West Leeds Dispatch is monitoring cuts in West Leeds via our Cutswatch series here.

In the map below we are chronicling the proposed cuts revealed so far in West Leeds and have put them in one easy-to-follow map.

Simply click and hold on the interactive map below to navigate around it, and click on the different pins in the map to show more details:

What do opposition councillors say?

The leader of the Conservative Group on Leeds City Council, Cllr Andrew Carter, has said the £118m deficit is “partly self-inflicted”.

Cllr Carter said that while some of the shortfall was due to extra pressures and lost revenue caused by Covid-19, he added that the council had only itself and “poor financial management” to blame for some of the financial black hole.

He pointed to ‘pre-existing pressures linked in part to debt management that are not related to Covid-19’.

Further reading

  • Leeds residents can have their say in an online consultation over the proposed budget cuts here.
  • To look at the proposed budget in full, read the 16 December Executive Board agenda here at item 96.

Please support independent community led media in West Leeds in 2021…

4 COMMENTS

  1. The council like the central government cant just keep paying out. Cust do need to me made, but those that that affect the people of Leeds should be kept going as long as possible. The ones that have less impact can be postponed for a month or many months. I am thing of the highways and all the “improvements” which link say Leeds to Bradford, the new bus lanes etc. Whats the point, nobody can travel these days and public transport is a high risk than cars for the virus infections.

    There will be other services, projects that can be postponed.

    People who move to Leeds because the job has moved to Leeds is fine. People who move from other area’s and dont have a job, should stay where they are, rather than Leeds people supporting them. The saying may be cruel to be kind, but the city cant keep taking in new people while existing ones are suffering.

    Finally, i feel for those who may lose their jobs, but there are opportunities out there which may help.
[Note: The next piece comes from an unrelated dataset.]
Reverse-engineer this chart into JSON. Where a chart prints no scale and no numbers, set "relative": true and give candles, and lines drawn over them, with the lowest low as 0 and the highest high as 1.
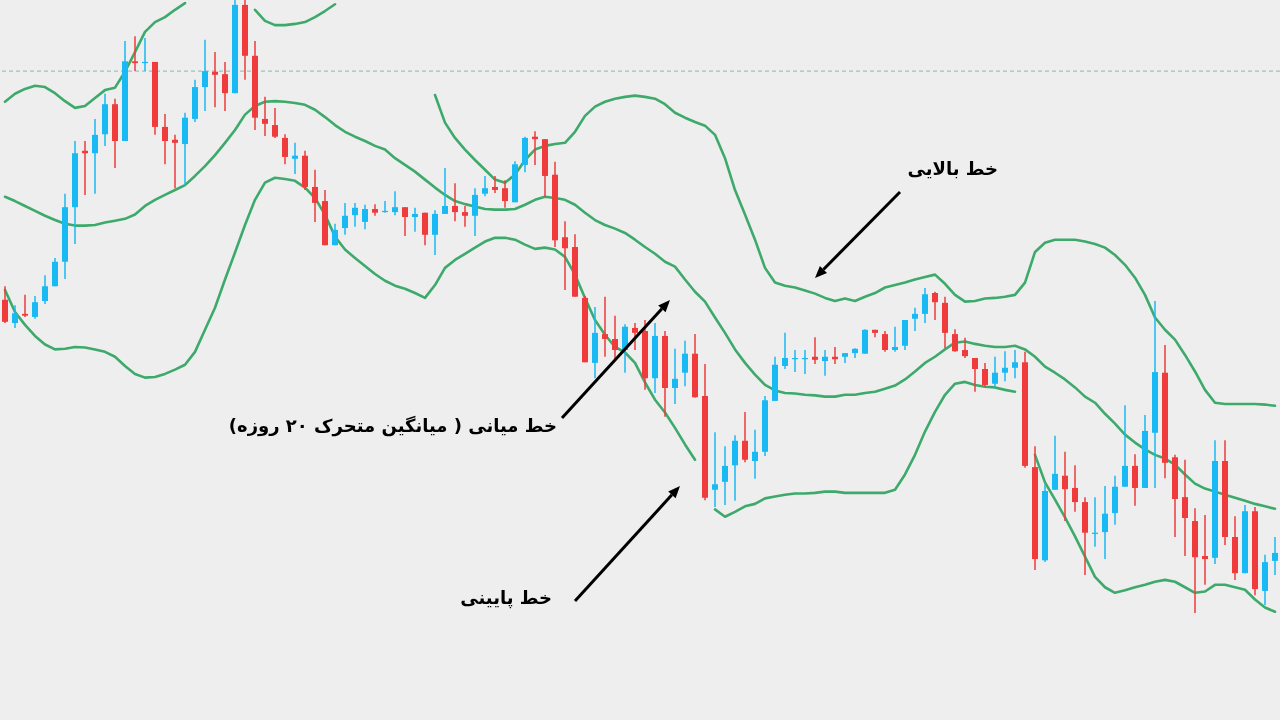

I was furloughed for 7 months and it may happen again, but while furloughed i took on a work from home business and it does help, not only with the income, but the mentality of been needed and being able to help people across city and beyond.

    Take care everyone and be safe.

  2. The council in Leeds never learns, instead of concentrating on the people of Leeds, the council destroys local areas by dreaming up grandiose schemes costing tens of millions such as the john charles sports centre, closing down all the well used local sports centres for local communities that took many years to have finally built, just as they did for example when closing local swimming pools and forcing the people of Leeds to attend the failed Olympics baths in the centre of Leeds.

    Poor management, or better said, mismanagement of the council and its funds for the sake of political points scoring and then attempting to pass on the blame for all of the failures and mismanagement on central government, those failed excuses ran out of credibility years ago, the failure of central government as an excuse does not exists anymore, as has been so often said; THE BUCK STOPS HERE!

    So stop looking for others to blame when the reasons for the failure of Leeds council and its budget are very plain to be seen, hang your heads in shame and admit the failures of the council and do something about it, if you are too ashamed or embarrassed to admit your failures, then do the honourable thing and resign and allow decent honest people in to do the job of caring and supporting our city. Though, I doubt it will happen as there is without doubt, not a shred of honour amongst any of the Leeds councillors.